Dozens of recommendations have grown out of these goals. And together with Lord Aeck Sargent, The Miller Hull Partnership, Skanska USA and other contractors on the project team, we’ve begun exploring how to translate some of them into practice.
So what might it look like to push the limits on equity in the context of this Living Building – to achieve not only net positive energy, but “net positive equity”? Here are three examples of the kinds of programs that could help us attain that goal:
• The work group’s Local Hiring Committee is seeking to engage under-represented firms as subcontractors, and create a career pipeline for under-represented populations from Tech’s surrounding neighborhoods – some of which are the poorest in Atlanta. Right now we are working to establish partnerships with existing funders and organizations, and to develop a pilot program for hiring and professional advancement that can be replicated across Tech’s campus and beyond.
• Another committee is engaging under-represented populations in the building’s design and programming. Since the design process started, a small number of community partners have been consulted about design issues and potential use of the building by community groups. Internally, we’ve been engaging under-represented populations of students, staff and faculty in our work and developing strategies to attract these populations to the building. One recommendation is to create a reservation policy for certain spaces in the building that gives priority to student groups serving these populations. Another idea is to encourage the involvement of grade-school programs that are tied to a larger Georgia Tech effort to attract female students and students of color to STEM fields.
• Additionally, since the Living Building at Georgia Tech will be used primarily for education, we’re advocating that equity be a key consideration in identifying courses to be taught, and in determining how they are taught and who teaches them. Recommendations in this area include ensuring that some courses taught in the building take equity issues, such as race and class, as key subject matter, and training faculty who teach in the building to use methods that make learning accessible and enjoyable for students of all abilities.
Emphasizing equity is not just a feel-good endeavor. Leading companies have long recognized that diverse talent is more likely to innovate. And when it comes to sustainability, social science research shows a strong correlation between equity and inclusiveness on one hand, and environmental performance on the other.

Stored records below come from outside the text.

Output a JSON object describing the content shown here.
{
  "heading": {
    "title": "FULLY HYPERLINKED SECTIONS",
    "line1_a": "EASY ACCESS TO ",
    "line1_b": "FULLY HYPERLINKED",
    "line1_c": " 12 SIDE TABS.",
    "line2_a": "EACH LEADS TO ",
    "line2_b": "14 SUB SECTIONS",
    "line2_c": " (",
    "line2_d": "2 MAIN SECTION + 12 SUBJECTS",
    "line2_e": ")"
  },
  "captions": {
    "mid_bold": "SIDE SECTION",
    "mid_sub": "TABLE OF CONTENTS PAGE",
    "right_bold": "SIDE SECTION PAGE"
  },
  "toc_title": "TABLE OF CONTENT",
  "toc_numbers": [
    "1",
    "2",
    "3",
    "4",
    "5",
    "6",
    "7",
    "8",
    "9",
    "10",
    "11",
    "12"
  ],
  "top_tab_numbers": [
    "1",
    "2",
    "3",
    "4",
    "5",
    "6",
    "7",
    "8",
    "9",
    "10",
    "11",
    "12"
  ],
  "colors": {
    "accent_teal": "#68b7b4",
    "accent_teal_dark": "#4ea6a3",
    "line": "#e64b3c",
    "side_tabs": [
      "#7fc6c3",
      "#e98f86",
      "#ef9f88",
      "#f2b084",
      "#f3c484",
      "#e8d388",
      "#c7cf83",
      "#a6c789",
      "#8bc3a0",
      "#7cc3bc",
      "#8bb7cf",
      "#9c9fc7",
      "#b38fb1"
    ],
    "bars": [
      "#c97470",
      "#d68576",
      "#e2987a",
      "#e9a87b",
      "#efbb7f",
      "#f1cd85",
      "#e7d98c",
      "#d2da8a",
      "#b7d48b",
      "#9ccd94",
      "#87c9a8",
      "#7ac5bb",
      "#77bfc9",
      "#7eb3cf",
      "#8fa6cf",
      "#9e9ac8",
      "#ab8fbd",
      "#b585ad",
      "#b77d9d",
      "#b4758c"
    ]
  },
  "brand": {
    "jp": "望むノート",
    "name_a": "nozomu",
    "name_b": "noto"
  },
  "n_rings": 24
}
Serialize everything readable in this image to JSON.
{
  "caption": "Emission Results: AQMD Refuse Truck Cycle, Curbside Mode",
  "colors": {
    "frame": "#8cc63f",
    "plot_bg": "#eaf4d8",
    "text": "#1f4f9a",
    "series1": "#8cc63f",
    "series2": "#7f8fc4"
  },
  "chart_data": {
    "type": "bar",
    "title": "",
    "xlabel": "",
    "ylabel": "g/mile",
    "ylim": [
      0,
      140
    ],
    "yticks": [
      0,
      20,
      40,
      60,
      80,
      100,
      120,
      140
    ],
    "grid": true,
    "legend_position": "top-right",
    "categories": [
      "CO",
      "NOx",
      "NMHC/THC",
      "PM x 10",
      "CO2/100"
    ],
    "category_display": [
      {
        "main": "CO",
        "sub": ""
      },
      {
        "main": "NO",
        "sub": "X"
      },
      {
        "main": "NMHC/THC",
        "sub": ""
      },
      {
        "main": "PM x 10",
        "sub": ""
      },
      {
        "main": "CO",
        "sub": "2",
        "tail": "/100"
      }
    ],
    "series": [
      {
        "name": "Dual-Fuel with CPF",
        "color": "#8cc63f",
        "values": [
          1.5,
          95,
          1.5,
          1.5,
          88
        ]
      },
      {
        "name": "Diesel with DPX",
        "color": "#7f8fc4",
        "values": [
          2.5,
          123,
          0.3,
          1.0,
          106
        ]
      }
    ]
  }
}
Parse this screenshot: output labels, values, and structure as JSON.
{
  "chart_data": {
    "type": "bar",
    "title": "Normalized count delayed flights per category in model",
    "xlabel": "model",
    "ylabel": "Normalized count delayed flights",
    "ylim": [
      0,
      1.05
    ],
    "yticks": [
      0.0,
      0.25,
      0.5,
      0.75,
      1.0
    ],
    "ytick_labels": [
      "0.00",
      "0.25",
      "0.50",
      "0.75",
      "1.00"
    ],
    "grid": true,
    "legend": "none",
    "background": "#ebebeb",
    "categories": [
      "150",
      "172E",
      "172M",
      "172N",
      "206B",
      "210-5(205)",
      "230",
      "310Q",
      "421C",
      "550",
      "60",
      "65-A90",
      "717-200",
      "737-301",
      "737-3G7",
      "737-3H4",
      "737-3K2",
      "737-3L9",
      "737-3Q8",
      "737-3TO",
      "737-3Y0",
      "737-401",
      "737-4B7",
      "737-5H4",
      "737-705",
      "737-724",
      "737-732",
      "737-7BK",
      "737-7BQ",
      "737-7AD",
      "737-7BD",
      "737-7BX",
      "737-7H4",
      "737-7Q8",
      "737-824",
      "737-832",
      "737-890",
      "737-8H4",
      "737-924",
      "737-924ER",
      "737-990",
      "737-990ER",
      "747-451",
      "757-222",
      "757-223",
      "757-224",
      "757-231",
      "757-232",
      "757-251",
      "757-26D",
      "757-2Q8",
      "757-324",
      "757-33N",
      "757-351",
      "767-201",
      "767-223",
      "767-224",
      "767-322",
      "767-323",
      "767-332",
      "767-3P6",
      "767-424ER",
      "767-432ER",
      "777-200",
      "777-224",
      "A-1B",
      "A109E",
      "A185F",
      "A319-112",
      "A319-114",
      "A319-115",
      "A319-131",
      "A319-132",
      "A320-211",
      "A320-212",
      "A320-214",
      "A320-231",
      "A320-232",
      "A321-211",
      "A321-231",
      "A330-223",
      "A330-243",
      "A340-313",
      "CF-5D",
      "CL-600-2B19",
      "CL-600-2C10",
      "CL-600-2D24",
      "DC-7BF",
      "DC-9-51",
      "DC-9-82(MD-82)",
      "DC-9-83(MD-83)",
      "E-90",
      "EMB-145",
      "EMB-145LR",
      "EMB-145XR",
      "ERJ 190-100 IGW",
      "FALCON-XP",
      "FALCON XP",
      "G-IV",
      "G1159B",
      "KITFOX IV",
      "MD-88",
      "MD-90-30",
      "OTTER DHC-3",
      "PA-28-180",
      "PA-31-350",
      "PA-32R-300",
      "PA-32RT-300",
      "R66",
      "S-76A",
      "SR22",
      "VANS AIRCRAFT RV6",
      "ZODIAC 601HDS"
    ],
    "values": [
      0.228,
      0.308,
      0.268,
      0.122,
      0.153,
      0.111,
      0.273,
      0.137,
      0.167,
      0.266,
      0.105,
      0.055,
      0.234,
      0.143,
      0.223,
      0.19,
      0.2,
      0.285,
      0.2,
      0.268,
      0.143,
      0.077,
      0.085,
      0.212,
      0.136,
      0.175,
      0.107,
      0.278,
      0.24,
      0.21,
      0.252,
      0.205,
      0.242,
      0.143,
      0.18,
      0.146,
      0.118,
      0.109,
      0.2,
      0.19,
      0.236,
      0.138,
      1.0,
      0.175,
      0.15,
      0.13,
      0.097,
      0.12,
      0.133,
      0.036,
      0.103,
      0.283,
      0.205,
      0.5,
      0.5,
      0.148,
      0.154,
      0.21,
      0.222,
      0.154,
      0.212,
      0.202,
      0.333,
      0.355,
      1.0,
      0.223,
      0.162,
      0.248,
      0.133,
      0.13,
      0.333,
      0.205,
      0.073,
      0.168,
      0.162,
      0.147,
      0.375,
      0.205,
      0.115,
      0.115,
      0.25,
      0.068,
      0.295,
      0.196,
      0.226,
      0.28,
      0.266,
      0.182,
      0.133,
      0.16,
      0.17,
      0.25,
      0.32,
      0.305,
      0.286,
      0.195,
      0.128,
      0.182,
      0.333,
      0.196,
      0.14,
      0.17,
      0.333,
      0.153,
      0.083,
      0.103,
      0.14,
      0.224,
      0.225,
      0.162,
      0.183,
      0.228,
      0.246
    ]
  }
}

As a globally respected technological institute committed to “Creating the Next,” we have a special opportunity to demonstrate the powerful impact that cutting-edge technology can have on sustainable buildings when combined with cutting-edge equity. We have already started to educate our students about the importance of taking society and equity seriously as key components of sustainability, through the new campus-wide Serve-Learn-Sustain initiative. The Living Building provides an opportunity to demonstrate that model in action – and influence other efforts far beyond our campus.
Jennifer Hirsch, Ph.D. is a cultural anthropologist; director of the Serve-Learn-Sustain program at Georgia Tech; and an adjunct associate professor in Georgia Tech’s School of City and Regional Planning. The illustration accompanying this article was created by Matt Kinshella.